The Turin Shroud, which is believed to be the burial cloth of Jesus Christ, could be from the correct time period after all.

The cloth contains an imprint of what appears to be the image of a man. Radiocarbon dating carried out by Oxford University in 1988 determined the shroud was only 728 years old, suggesting it was "medieval forgery." New research suggests an earthquake in 33 A.D. may have interfered with those results, the Telegraph reported.

The 8.2 magnitude earthquake could have released "neutron particles from crushed rock." The neutron flow could have caused the X-ray-like image to appear and also increased the level of carbon-14 isotopes causing it to register as younger in radiocarbon dating.

"We believe it is possible that neutron emissions by earthquakes could have induced the image formation on the Shroud's linen [fibers], through thermal neutron capture on nitrogen nuclei, and could also have caused a wrong radiocarbon dating," said Professor Alberto Carpinteri, from the Politecnico di Torino

The study does not address why this phenomenon has not been seen in other artifacts from the same time period, LiveScience reported.

"It would have to be a really local effect not to be measurable elsewhere," Gordon Cook, a professor of environmental geochemistry at the University of Glasgow, told Live Science. "People have been measuring materials of that age for decades now and nobody has ever encountered this."
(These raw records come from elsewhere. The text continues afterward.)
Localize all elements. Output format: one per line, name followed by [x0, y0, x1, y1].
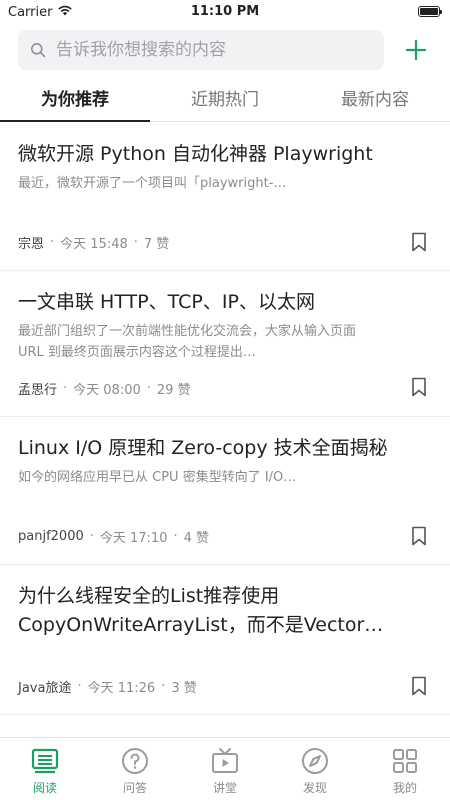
search-input[interactable]: [56, 40, 356, 60]
article-title[interactable]: Linux I/O 原理和 Zero-copy 技术全面揭秘: [18, 434, 432, 463]
plus-icon: [406, 40, 426, 60]
article-likes: 3 赞: [171, 681, 197, 696]
status-bar: Carrier 11:10 PM: [0, 0, 450, 24]
search-row: [0, 30, 450, 70]
bottom-tab-bar: 阅读 问答 讲堂 发现 我的: [0, 737, 450, 800]
tabbar-discover[interactable]: 发现: [270, 738, 360, 800]
article-item[interactable]: Linux I/O 原理和 Zero-copy 技术全面揭秘 如今的网络应用早已…: [0, 417, 450, 565]
article-feed: 微软开源 Python 自动化神器 Playwright 最近，微软开源了一个项…: [0, 123, 450, 737]
article-title[interactable]: 一文串联 HTTP、TCP、IP、以太网: [18, 288, 432, 317]
article-meta: 宗恩 · 今天 15:48 · 7 赞: [18, 233, 170, 252]
bookmark-icon: [412, 526, 426, 546]
article-time: 今天 11:26: [87, 681, 156, 696]
article-meta: panjf2000 · 今天 17:10 · 4 赞: [18, 529, 210, 546]
tabbar-lecture[interactable]: 讲堂: [180, 738, 270, 800]
bookmark-button[interactable]: [408, 231, 430, 253]
article-author[interactable]: 宗恩: [18, 233, 44, 252]
article-author[interactable]: 孟思行: [18, 379, 57, 398]
add-button[interactable]: [402, 36, 430, 64]
article-summary: 最近部门组织了一次前端性能优化交流会，大家从输入页面 URL 到最终页面展示内容…: [18, 324, 357, 360]
feed-tabs: 为你推荐 近期热门 最新内容: [0, 80, 450, 122]
article-item[interactable]: 为什么线程安全的List推荐使用CopyOnWriteArrayList，而不是…: [0, 565, 450, 715]
article-time: 今天 08:00: [73, 383, 141, 398]
tab-trending[interactable]: 近期热门: [150, 80, 300, 121]
tv-icon: [211, 747, 239, 775]
tabbar-reading[interactable]: 阅读: [0, 738, 90, 800]
search-box[interactable]: [18, 30, 384, 70]
article-likes: 7 赞: [143, 237, 170, 252]
article-title[interactable]: 为什么线程安全的List推荐使用CopyOnWriteArrayList，而不是…: [18, 582, 432, 640]
article-meta: 孟思行 · 今天 08:00 · 29 赞: [18, 379, 191, 398]
tabbar-label: 讲堂: [212, 781, 237, 795]
bookmark-icon: [412, 232, 426, 252]
battery-icon: [418, 6, 442, 17]
article-time: 今天 17:10: [99, 531, 168, 546]
bookmark-button[interactable]: [408, 525, 430, 547]
compass-icon: [301, 747, 329, 775]
tabbar-qa[interactable]: 问答: [90, 738, 180, 800]
tabbar-label: 问答: [122, 781, 147, 795]
bookmark-button[interactable]: [408, 675, 430, 697]
bookmark-icon: [412, 676, 426, 696]
article-summary: 如今的网络应用早已从 CPU 密集型转向了 I/O…: [18, 470, 297, 485]
grid-icon: [391, 747, 419, 775]
article-author[interactable]: Java旅途: [18, 677, 71, 696]
article-item[interactable]: 微软开源 Python 自动化神器 Playwright 最近，微软开源了一个项…: [0, 123, 450, 271]
article-meta: Java旅途 · 今天 11:26 · 3 赞: [18, 677, 197, 696]
article-likes: 4 赞: [183, 531, 210, 546]
article-author[interactable]: panjf2000: [18, 529, 84, 544]
bookmark-icon: [412, 377, 426, 397]
reading-icon: [31, 747, 59, 775]
tab-recommended[interactable]: 为你推荐: [0, 80, 150, 122]
article-summary: 最近，微软开源了一个项目叫「playwright-…: [18, 176, 287, 191]
article-item[interactable]: 一文串联 HTTP、TCP、IP、以太网 最近部门组织了一次前端性能优化交流会，…: [0, 271, 450, 417]
tabbar-label: 我的: [392, 781, 417, 795]
tabbar-mine[interactable]: 我的: [360, 738, 450, 800]
question-icon: [121, 747, 149, 775]
tabbar-label: 发现: [302, 781, 327, 795]
article-title[interactable]: 微软开源 Python 自动化神器 Playwright: [18, 140, 432, 169]
search-icon: [30, 42, 46, 58]
bookmark-button[interactable]: [408, 376, 430, 398]
tabbar-label: 阅读: [32, 781, 57, 795]
tab-latest[interactable]: 最新内容: [300, 80, 450, 121]
article-time: 今天 15:48: [60, 237, 128, 252]
article-likes: 29 赞: [156, 383, 191, 398]
clock: 11:10 PM: [190, 4, 260, 19]
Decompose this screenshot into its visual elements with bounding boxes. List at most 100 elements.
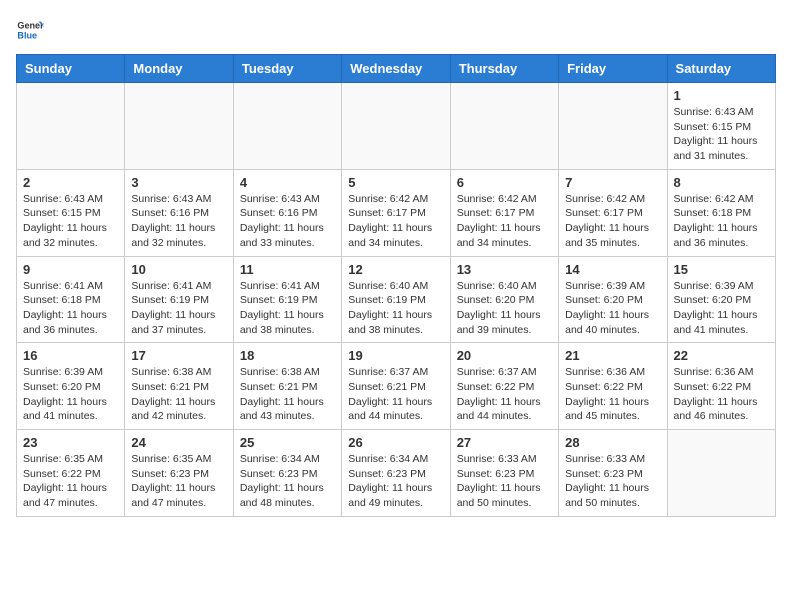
day-number: 24 — [131, 435, 226, 450]
calendar-cell: 3 Sunrise: 6:43 AM Sunset: 6:16 PM Daylig… — [125, 169, 233, 256]
day-number: 9 — [23, 262, 118, 277]
calendar-cell — [450, 83, 558, 170]
calendar-week-row: 2 Sunrise: 6:43 AM Sunset: 6:15 PM Daylig… — [17, 169, 776, 256]
calendar-cell — [667, 430, 775, 517]
day-number: 21 — [565, 348, 660, 363]
calendar-week-row: 9 Sunrise: 6:41 AM Sunset: 6:18 PM Daylig… — [17, 256, 776, 343]
calendar-cell: 12 Sunrise: 6:40 AM Sunset: 6:19 PM Dayli… — [342, 256, 450, 343]
page-header: General Blue — [16, 16, 776, 44]
day-info: Sunrise: 6:35 AM Sunset: 6:22 PM Dayligh… — [23, 452, 118, 511]
day-info: Sunrise: 6:39 AM Sunset: 6:20 PM Dayligh… — [674, 279, 769, 338]
weekday-header-friday: Friday — [559, 55, 667, 83]
calendar-table: SundayMondayTuesdayWednesdayThursdayFrid… — [16, 54, 776, 517]
day-info: Sunrise: 6:43 AM Sunset: 6:15 PM Dayligh… — [674, 105, 769, 164]
calendar-cell: 20 Sunrise: 6:37 AM Sunset: 6:22 PM Dayli… — [450, 343, 558, 430]
day-info: Sunrise: 6:34 AM Sunset: 6:23 PM Dayligh… — [348, 452, 443, 511]
day-info: Sunrise: 6:37 AM Sunset: 6:21 PM Dayligh… — [348, 365, 443, 424]
calendar-cell: 27Sunrise: 6:33 AM Sunset: 6:23 PM Dayli… — [450, 430, 558, 517]
day-number: 4 — [240, 175, 335, 190]
day-number: 20 — [457, 348, 552, 363]
day-number: 2 — [23, 175, 118, 190]
day-info: Sunrise: 6:39 AM Sunset: 6:20 PM Dayligh… — [23, 365, 118, 424]
svg-text:Blue: Blue — [17, 30, 37, 40]
day-number: 18 — [240, 348, 335, 363]
day-info: Sunrise: 6:41 AM Sunset: 6:18 PM Dayligh… — [23, 279, 118, 338]
weekday-header-wednesday: Wednesday — [342, 55, 450, 83]
weekday-header-thursday: Thursday — [450, 55, 558, 83]
day-number: 3 — [131, 175, 226, 190]
day-number: 13 — [457, 262, 552, 277]
calendar-week-row: 16 Sunrise: 6:39 AM Sunset: 6:20 PM Dayli… — [17, 343, 776, 430]
day-number: 19 — [348, 348, 443, 363]
calendar-week-row: 23Sunrise: 6:35 AM Sunset: 6:22 PM Dayli… — [17, 430, 776, 517]
day-number: 14 — [565, 262, 660, 277]
day-number: 12 — [348, 262, 443, 277]
calendar-cell: 10 Sunrise: 6:41 AM Sunset: 6:19 PM Dayli… — [125, 256, 233, 343]
day-number: 5 — [348, 175, 443, 190]
weekday-header-sunday: Sunday — [17, 55, 125, 83]
day-info: Sunrise: 6:41 AM Sunset: 6:19 PM Dayligh… — [131, 279, 226, 338]
day-info: Sunrise: 6:37 AM Sunset: 6:22 PM Dayligh… — [457, 365, 552, 424]
calendar-cell: 14 Sunrise: 6:39 AM Sunset: 6:20 PM Dayli… — [559, 256, 667, 343]
calendar-cell: 22Sunrise: 6:36 AM Sunset: 6:22 PM Dayli… — [667, 343, 775, 430]
weekday-header-row: SundayMondayTuesdayWednesdayThursdayFrid… — [17, 55, 776, 83]
calendar-cell — [233, 83, 341, 170]
calendar-cell — [559, 83, 667, 170]
day-info: Sunrise: 6:36 AM Sunset: 6:22 PM Dayligh… — [674, 365, 769, 424]
day-info: Sunrise: 6:40 AM Sunset: 6:20 PM Dayligh… — [457, 279, 552, 338]
day-number: 6 — [457, 175, 552, 190]
calendar-cell — [125, 83, 233, 170]
day-number: 8 — [674, 175, 769, 190]
day-info: Sunrise: 6:42 AM Sunset: 6:17 PM Dayligh… — [565, 192, 660, 251]
day-info: Sunrise: 6:40 AM Sunset: 6:19 PM Dayligh… — [348, 279, 443, 338]
day-info: Sunrise: 6:43 AM Sunset: 6:16 PM Dayligh… — [240, 192, 335, 251]
calendar-cell — [342, 83, 450, 170]
calendar-cell: 16 Sunrise: 6:39 AM Sunset: 6:20 PM Dayli… — [17, 343, 125, 430]
day-info: Sunrise: 6:33 AM Sunset: 6:23 PM Dayligh… — [565, 452, 660, 511]
day-number: 11 — [240, 262, 335, 277]
calendar-cell: 25 Sunrise: 6:34 AM Sunset: 6:23 PM Dayli… — [233, 430, 341, 517]
calendar-cell: 23Sunrise: 6:35 AM Sunset: 6:22 PM Dayli… — [17, 430, 125, 517]
day-info: Sunrise: 6:42 AM Sunset: 6:17 PM Dayligh… — [348, 192, 443, 251]
weekday-header-tuesday: Tuesday — [233, 55, 341, 83]
calendar-cell: 28 Sunrise: 6:33 AM Sunset: 6:23 PM Dayli… — [559, 430, 667, 517]
day-number: 28 — [565, 435, 660, 450]
calendar-cell: 9 Sunrise: 6:41 AM Sunset: 6:18 PM Daylig… — [17, 256, 125, 343]
day-info: Sunrise: 6:36 AM Sunset: 6:22 PM Dayligh… — [565, 365, 660, 424]
calendar-cell: 2 Sunrise: 6:43 AM Sunset: 6:15 PM Daylig… — [17, 169, 125, 256]
calendar-cell: 1 Sunrise: 6:43 AM Sunset: 6:15 PM Daylig… — [667, 83, 775, 170]
calendar-cell — [17, 83, 125, 170]
day-number: 27 — [457, 435, 552, 450]
day-info: Sunrise: 6:34 AM Sunset: 6:23 PM Dayligh… — [240, 452, 335, 511]
calendar-cell: 4 Sunrise: 6:43 AM Sunset: 6:16 PM Daylig… — [233, 169, 341, 256]
day-info: Sunrise: 6:39 AM Sunset: 6:20 PM Dayligh… — [565, 279, 660, 338]
day-info: Sunrise: 6:43 AM Sunset: 6:15 PM Dayligh… — [23, 192, 118, 251]
calendar-cell: 15 Sunrise: 6:39 AM Sunset: 6:20 PM Dayli… — [667, 256, 775, 343]
day-number: 10 — [131, 262, 226, 277]
calendar-cell: 8Sunrise: 6:42 AM Sunset: 6:18 PM Daylig… — [667, 169, 775, 256]
day-info: Sunrise: 6:38 AM Sunset: 6:21 PM Dayligh… — [240, 365, 335, 424]
calendar-cell: 17Sunrise: 6:38 AM Sunset: 6:21 PM Dayli… — [125, 343, 233, 430]
day-info: Sunrise: 6:38 AM Sunset: 6:21 PM Dayligh… — [131, 365, 226, 424]
logo-icon: General Blue — [16, 16, 44, 44]
day-number: 1 — [674, 88, 769, 103]
weekday-header-saturday: Saturday — [667, 55, 775, 83]
day-info: Sunrise: 6:42 AM Sunset: 6:17 PM Dayligh… — [457, 192, 552, 251]
calendar-cell: 18 Sunrise: 6:38 AM Sunset: 6:21 PM Dayli… — [233, 343, 341, 430]
day-info: Sunrise: 6:35 AM Sunset: 6:23 PM Dayligh… — [131, 452, 226, 511]
day-number: 15 — [674, 262, 769, 277]
day-number: 25 — [240, 435, 335, 450]
calendar-cell: 11Sunrise: 6:41 AM Sunset: 6:19 PM Dayli… — [233, 256, 341, 343]
calendar-cell: 6 Sunrise: 6:42 AM Sunset: 6:17 PM Daylig… — [450, 169, 558, 256]
calendar-cell: 24 Sunrise: 6:35 AM Sunset: 6:23 PM Dayli… — [125, 430, 233, 517]
calendar-cell: 7Sunrise: 6:42 AM Sunset: 6:17 PM Daylig… — [559, 169, 667, 256]
calendar-cell: 26Sunrise: 6:34 AM Sunset: 6:23 PM Dayli… — [342, 430, 450, 517]
calendar-cell: 13 Sunrise: 6:40 AM Sunset: 6:20 PM Dayli… — [450, 256, 558, 343]
calendar-week-row: 1 Sunrise: 6:43 AM Sunset: 6:15 PM Daylig… — [17, 83, 776, 170]
day-info: Sunrise: 6:43 AM Sunset: 6:16 PM Dayligh… — [131, 192, 226, 251]
logo: General Blue — [16, 16, 48, 44]
calendar-cell: 5 Sunrise: 6:42 AM Sunset: 6:17 PM Daylig… — [342, 169, 450, 256]
day-number: 16 — [23, 348, 118, 363]
weekday-header-monday: Monday — [125, 55, 233, 83]
calendar-cell: 19 Sunrise: 6:37 AM Sunset: 6:21 PM Dayli… — [342, 343, 450, 430]
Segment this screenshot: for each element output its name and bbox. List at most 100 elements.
"One question that would need to be addressed is why the material here is affected, but other archaeological and geological material in the ground is not," Ramsey wrote in an email. "There are huge numbers of radiocarbon dates from the region for much older archaeological material, which certainly don't show this type of intense in-situ radiocarbon production (and they would be much more sensitive to any such effects)," Christopher Ramsey, director of the Oxford Radiocarbon Accelerator Unit also told LiveScience.

Mark Antonacci, president of the Resurrection of the Shroud Foundation, has made a petition to the pope asking he allow modern molecular analysis of the shroud to find out its age once and for all, the Telegraph reported.

"If you want to believe in the Shroud of Turin, you believe in it," Cook told Live Science.